Jeudi dernier, des fuites indiquaient que Colin Powell pourrait présenter « des photos satellite représentant des tracteurs tirant des remorques au toit muni de tuyaux d’aération particulièrement grands, indiquant qu’il pourrait s’agir de laboratoires mobiles » [4]. Sur les photos satellite de Normandie, on en voit aussi, de ces laboratoires mobiles « au toit muni de tuyaux d’aération particulièrement grands ». Ces dangereux criminels, on les appelle les « bouilleurs de cru » : leur remorque contient un véritable laboratoire de distillation massive qui leur permet de concocter, au mépris des résolutions de l’ONU, un excellent digestif.

On voit par là combien il est sage de se méfier des images.
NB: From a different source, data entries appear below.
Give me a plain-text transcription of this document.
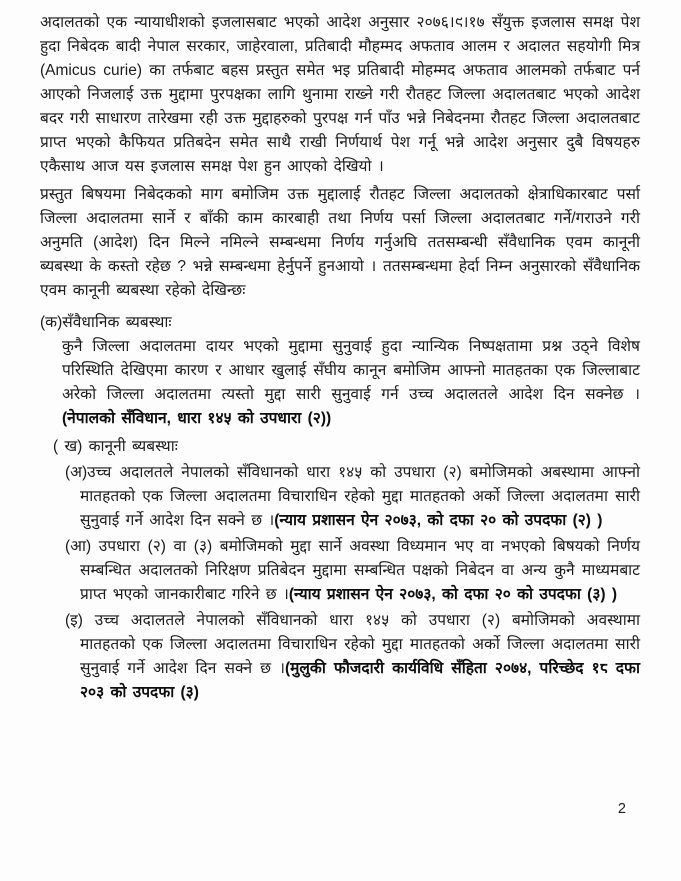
अदालतको एक न्यायाधीशको इजलासबाट भएको आदेश अनुसार २०७६।९।१७ सँयुक्त इजलास समक्ष पेश हुदा निबेदक बादी नेपाल सरकार, जाहेरवाला, प्रतिबादी मौहम्मद अफताव आलम र अदालत सहयोगी मित्र (Amicus curie) का तर्फबाट बहस प्रस्तुत समेत भइ प्रतिबादी मोहम्मद अफताव आलमको तर्फबाट पर्न आएको निजलाई उक्त मुद्दामा पुरपक्षका लागि थुनामा राख्ने गरी रौतहट जिल्ला अदालतबाट भएको आदेश बदर गरी साधारण तारेखमा रही उक्त मुद्दाहरुको पुरपक्ष गर्न पाँउ भन्ने निबेदनमा रौतहट जिल्ला अदालतबाट प्राप्त भएको कैफियत प्रतिबदेन समेत साथै राखी निर्णयार्थ पेश गर्नू भन्ने आदेश अनुसार दुबै विषयहरु एकैसाथ आज यस इजलास समक्ष पेश हुन आएको देखियो ।

प्रस्तुत बिषयमा निबेदकको माग बमोजिम उक्त मुद्दालाई रौतहट जिल्ला अदालतको क्षेत्राधिकारबाट पर्सा जिल्ला अदालतमा सार्ने र बाँकी काम कारबाही तथा निर्णय पर्सा जिल्ला अदालतबाट गर्ने/गराउने गरी अनुमति (आदेश) दिन मिल्ने नमिल्ने सम्बन्धमा निर्णय गर्नुअघि ततसम्बन्धी सँवैधानिक एवम कानूनी ब्यबस्था के कस्तो रहेछ ? भन्ने सम्बन्धमा हेर्नुपर्ने हुनआयो । ततसम्बन्धमा हेर्दा निम्न अनुसारको सँवैधानिक एवम कानूनी ब्यबस्था रहेको देखिन्छः

(क)सँवैधानिक ब्यबस्थाः

कुनै जिल्ला अदालतमा दायर भएको मुद्दामा सुनुवाई हुदा न्यान्यिक निष्पक्षतामा प्रश्न उठ्ने विशेष परिस्थिति देखिएमा कारण र आधार खुलाई सँघीय कानून बमोजिम आफ्नो मातहतका एक जिल्लाबाट अरेको जिल्ला अदालतमा त्यस्तो मुद्दा सारी सुनुवाई गर्न उच्च अदालतले आदेश दिन सक्नेछ । (नेपालको सँविधान, धारा १४५ को उपधारा (२))

( ख) कानूनी ब्यबस्थाः

(अ)उच्च अदालतले नेपालको सँविधानको धारा १४५ को उपधारा (२) बमोजिमको अबस्थामा आफ्नो मातहतको एक जिल्ला अदालतमा विचाराधिन रहेको मुद्दा मातहतको अर्को जिल्ला अदालतमा सारी सुनुवाई गर्ने आदेश दिन सक्ने छ ।(न्याय प्रशासन ऐन २०७३, को दफा २० को उपदफा (२) )

(आ) उपधारा (२) वा (३) बमोजिमको मुद्दा सार्ने अवस्था विध्यमान भए वा नभएको बिषयको निर्णय सम्बन्धित अदालतको निरिक्षण प्रतिबेदन मुद्दामा सम्बन्धित पक्षको निबेदन वा अन्य कुनै माध्यमबाट प्राप्त भएको जानकारीबाट गरिने छ ।(न्याय प्रशासन ऐन २०७३, को दफा २० को उपदफा (३) )

(इ) उच्च अदालतले नेपालको सँविधानको धारा १४५ को उपधारा (२) बमोजिमको अवस्थामा मातहतको एक जिल्ला अदालतमा विचाराधिन रहेको मुद्दा मातहतको अर्को जिल्ला अदालतमा सारी सुनुवाई गर्ने आदेश दिन सक्ने छ ।(मुलुकी फौजदारी कार्यविधि सँहिता २०७४, परिच्छेद १८ दफा २०३ को उपदफा (३)

2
« LA FOLLE : Que cherchent-ils ? Ils ont perdu quelque chose ?
PIERRE : Ils cherchent du pétrole.
LA FOLLE : Curieux ! Qu’est-ce qu’ils veulent en faire ?
PIERRE : Ce qu’on fait avec du pétrole. De la misère.
De la guerre. De la laideur. Un monde misérable. »
(Jean Giraudoux, La Folle de Chaillot)

Mais à quoi bon citer Giraudoux ? La guerre de Troie aura bien lieu.

PIERRE LAZULY

P.-S.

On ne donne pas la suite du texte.